Elsewhere in Midtown, the iconic Waldorf Astoria has downsized from 1,400 to 375 rooms and the Roosevelt Hotel will likely be sold and redeveloped as an office tower. 

The Lexington stands as the last major “big-box” hotel in the neighborhood, giving potential owners the opportunity to seize on visitors to the surrounding office towers, like JP Morgan Chase’s newly-opened headquarters one block to the west.

The property last changed hands in 2021, when the joint venture acquired it for $185 million. The hotel had been closed since the pandemic and renovated by its previous owner, DiamondRock Hospitality. It reopened under the Marriott International Autograph Collection brand shortly after.

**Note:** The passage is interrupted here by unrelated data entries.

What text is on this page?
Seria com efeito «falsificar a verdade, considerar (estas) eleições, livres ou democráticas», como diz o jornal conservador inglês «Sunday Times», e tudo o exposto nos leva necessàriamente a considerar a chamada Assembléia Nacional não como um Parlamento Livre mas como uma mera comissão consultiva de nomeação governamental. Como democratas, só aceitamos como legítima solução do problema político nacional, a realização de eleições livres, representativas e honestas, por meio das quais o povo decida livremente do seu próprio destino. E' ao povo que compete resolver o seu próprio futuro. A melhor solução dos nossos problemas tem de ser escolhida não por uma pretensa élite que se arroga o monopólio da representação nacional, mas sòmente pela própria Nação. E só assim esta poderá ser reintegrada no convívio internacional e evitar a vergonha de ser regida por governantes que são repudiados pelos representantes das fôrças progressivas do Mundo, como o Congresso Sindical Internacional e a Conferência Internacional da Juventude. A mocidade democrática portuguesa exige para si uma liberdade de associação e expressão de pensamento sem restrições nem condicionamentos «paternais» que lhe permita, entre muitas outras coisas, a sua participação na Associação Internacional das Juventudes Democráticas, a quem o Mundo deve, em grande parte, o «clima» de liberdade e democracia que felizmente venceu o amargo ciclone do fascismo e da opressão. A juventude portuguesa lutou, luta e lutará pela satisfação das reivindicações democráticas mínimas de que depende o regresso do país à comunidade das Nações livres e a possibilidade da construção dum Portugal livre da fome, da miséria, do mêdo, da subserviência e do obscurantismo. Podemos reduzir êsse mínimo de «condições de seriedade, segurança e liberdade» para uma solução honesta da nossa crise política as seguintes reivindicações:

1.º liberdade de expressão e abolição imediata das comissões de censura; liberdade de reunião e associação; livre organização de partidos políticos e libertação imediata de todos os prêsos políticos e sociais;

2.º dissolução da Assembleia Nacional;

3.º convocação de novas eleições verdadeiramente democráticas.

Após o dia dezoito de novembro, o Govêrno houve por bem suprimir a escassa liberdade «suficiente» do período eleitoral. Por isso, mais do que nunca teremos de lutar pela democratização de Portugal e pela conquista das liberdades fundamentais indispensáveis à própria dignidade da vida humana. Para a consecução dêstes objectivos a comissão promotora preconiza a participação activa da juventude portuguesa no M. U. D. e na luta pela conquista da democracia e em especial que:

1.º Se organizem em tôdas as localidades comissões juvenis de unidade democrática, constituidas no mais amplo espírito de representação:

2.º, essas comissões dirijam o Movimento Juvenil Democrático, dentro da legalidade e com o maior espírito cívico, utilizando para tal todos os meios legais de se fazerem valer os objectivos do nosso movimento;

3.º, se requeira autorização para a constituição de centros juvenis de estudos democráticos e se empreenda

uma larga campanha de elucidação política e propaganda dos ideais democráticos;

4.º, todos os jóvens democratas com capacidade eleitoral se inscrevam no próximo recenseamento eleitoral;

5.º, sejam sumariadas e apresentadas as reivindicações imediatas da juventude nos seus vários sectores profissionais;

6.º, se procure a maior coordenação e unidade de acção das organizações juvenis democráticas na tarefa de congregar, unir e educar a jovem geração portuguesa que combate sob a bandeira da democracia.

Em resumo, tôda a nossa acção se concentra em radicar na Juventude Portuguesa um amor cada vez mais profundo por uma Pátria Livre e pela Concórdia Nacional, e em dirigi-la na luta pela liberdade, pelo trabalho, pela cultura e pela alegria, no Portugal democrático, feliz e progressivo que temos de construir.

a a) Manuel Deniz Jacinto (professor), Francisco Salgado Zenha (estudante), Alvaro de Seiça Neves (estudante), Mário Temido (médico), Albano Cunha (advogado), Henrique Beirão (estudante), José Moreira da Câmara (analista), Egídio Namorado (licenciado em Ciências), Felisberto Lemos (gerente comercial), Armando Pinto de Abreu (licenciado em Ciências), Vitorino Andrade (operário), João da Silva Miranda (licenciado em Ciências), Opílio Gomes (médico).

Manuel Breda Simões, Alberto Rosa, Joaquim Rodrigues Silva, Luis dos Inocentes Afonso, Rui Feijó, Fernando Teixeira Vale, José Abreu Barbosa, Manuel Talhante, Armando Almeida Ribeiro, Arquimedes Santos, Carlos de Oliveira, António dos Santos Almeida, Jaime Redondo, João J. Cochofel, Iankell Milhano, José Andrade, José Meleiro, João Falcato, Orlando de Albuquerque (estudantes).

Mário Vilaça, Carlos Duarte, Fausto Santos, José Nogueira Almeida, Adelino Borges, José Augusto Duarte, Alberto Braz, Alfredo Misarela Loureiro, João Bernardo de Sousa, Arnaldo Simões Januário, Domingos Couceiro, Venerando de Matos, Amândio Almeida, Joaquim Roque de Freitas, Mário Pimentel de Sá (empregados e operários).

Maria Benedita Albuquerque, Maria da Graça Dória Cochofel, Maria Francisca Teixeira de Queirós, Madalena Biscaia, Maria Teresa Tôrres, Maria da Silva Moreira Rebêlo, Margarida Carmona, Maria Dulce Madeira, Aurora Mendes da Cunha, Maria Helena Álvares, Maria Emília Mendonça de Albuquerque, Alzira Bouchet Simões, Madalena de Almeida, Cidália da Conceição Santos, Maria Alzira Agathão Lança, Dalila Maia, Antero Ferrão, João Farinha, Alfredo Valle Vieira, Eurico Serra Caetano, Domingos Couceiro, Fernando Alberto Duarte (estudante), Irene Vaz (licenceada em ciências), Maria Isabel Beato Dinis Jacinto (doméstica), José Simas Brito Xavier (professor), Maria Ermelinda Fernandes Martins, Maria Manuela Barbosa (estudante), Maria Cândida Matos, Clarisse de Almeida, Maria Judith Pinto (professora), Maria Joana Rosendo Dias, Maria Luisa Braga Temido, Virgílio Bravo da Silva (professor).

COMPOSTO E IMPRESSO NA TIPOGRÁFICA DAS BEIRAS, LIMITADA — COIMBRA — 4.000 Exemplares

The hotel is hitting the market as New York’s occupancy rates approach pre-pandemic levels and the city’s luxury hotel market surges on the back of rebounding tourism and business travel. 

The average occupancy rate surpassed 84 percent a week in 2024, up from a pandemic low of about 50 percent, according to a report by Lodging Analytics Research & Consulting. But expenses tied to labor costs, high interest rates and property taxes continue to affect the bottom line. 

Eastdil Secured declined to comment.